Sunday, July 13, 2008

DID YOU EVER JUST

I want a cigarette but I can't go smoke for awhile now maybe even until it gets dark because somebody just knocked politely on my door, twice, and when that happens I take stock of all the secrets I have piled in front of me and freeze like a rabbit who caught a whiff of foxmusk, and then a great many slabs of solid granite pound down between me and the door like those angryface death-traps in Super Mario Bros. and anyway then they went away and I'm hiding in my little rodent hole, quivering with nerve endings and horny on adrenaline.  

I just spent a few moments thinking about how, if someone were to break in here and kill me right now, I would hate to know that the last sentence I ever wrote had the word "horny" in it.  I am sorry. 

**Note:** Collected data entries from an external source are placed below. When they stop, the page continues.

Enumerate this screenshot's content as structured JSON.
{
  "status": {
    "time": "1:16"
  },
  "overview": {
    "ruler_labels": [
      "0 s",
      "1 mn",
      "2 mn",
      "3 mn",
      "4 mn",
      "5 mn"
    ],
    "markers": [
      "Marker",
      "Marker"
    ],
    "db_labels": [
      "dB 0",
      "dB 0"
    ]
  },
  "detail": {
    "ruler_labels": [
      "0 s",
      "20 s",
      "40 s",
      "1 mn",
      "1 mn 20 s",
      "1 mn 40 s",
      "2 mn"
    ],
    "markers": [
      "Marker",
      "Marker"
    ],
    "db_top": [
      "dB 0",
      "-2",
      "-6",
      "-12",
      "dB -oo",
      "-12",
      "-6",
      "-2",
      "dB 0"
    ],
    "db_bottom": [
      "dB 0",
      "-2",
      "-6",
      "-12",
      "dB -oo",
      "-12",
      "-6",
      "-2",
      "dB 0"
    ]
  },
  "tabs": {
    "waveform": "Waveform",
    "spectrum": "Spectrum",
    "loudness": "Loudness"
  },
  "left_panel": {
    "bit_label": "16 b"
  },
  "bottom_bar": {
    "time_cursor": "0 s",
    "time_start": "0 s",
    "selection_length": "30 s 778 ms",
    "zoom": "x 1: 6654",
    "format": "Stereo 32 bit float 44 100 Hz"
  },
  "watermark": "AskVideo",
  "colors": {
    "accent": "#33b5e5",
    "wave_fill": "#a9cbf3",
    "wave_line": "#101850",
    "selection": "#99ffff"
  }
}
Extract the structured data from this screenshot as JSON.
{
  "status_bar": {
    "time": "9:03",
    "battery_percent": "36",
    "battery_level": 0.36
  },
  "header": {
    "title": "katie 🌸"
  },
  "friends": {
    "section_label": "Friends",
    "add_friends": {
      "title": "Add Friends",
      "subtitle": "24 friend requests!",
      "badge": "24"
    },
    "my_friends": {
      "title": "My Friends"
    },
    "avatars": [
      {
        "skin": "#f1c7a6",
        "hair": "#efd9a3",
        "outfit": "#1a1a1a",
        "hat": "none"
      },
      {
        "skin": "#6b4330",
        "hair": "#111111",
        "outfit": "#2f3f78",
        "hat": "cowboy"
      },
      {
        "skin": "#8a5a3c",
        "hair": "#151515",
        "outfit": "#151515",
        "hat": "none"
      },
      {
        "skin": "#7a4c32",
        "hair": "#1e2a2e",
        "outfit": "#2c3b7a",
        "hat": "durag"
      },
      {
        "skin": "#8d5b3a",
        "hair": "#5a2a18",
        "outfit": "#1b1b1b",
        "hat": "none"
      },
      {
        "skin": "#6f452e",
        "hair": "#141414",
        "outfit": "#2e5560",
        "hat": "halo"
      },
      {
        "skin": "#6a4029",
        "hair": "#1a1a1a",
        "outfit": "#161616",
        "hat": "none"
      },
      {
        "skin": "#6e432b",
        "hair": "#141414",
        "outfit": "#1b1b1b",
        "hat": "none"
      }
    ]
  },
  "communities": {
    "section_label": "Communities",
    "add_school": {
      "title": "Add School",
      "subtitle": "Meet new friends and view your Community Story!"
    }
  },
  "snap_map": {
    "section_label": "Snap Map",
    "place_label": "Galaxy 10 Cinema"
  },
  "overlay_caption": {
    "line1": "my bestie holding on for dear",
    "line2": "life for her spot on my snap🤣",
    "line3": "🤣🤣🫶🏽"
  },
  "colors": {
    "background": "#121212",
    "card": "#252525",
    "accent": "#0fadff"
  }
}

Is being a person of secrets also being a person of sadness?  Secrets have always licked me delicious, I ache to hear them, and tell them.  Not tell the secrets of others, though.  Those I lock tight away to savor the quiet masochism of keeping them.  
This week I went home to do laundry and found laying on the counter the old "Baby Books" my mom wrote for my brother and sister and me.  They are absolutely precious to me in the literal sense; my mom's swirly handwriting overflowing with kindness and love and optimism, along with little doodles for many of the entries.  Mine details such things as strange baby-habits I had (licking a corner of my pillowcase until it was sopping with saliva and feeling it with my fingers all night, what the fuck) and little columns of areas to work on to make me a well-adjusted human being (making eye contact with adults and not being afraid to talk to them).  
The entries have tapered off but she'll still write what's going on with us once every few years.  My brother and sister each have an entry from this June with a glowing review, but in mine under the same date there are just two bible verses about how god is all-powerful.  

Hey, mom, fuck you.  
No, not really.  I just wish she didn't view me as a total failure because I can't be a soldier of the Lord.  I say "can't" because it's not like a fucking choice or anything.  I guess my point is: she doesn't even know the half of it, and it guilts me something horrible sometimes.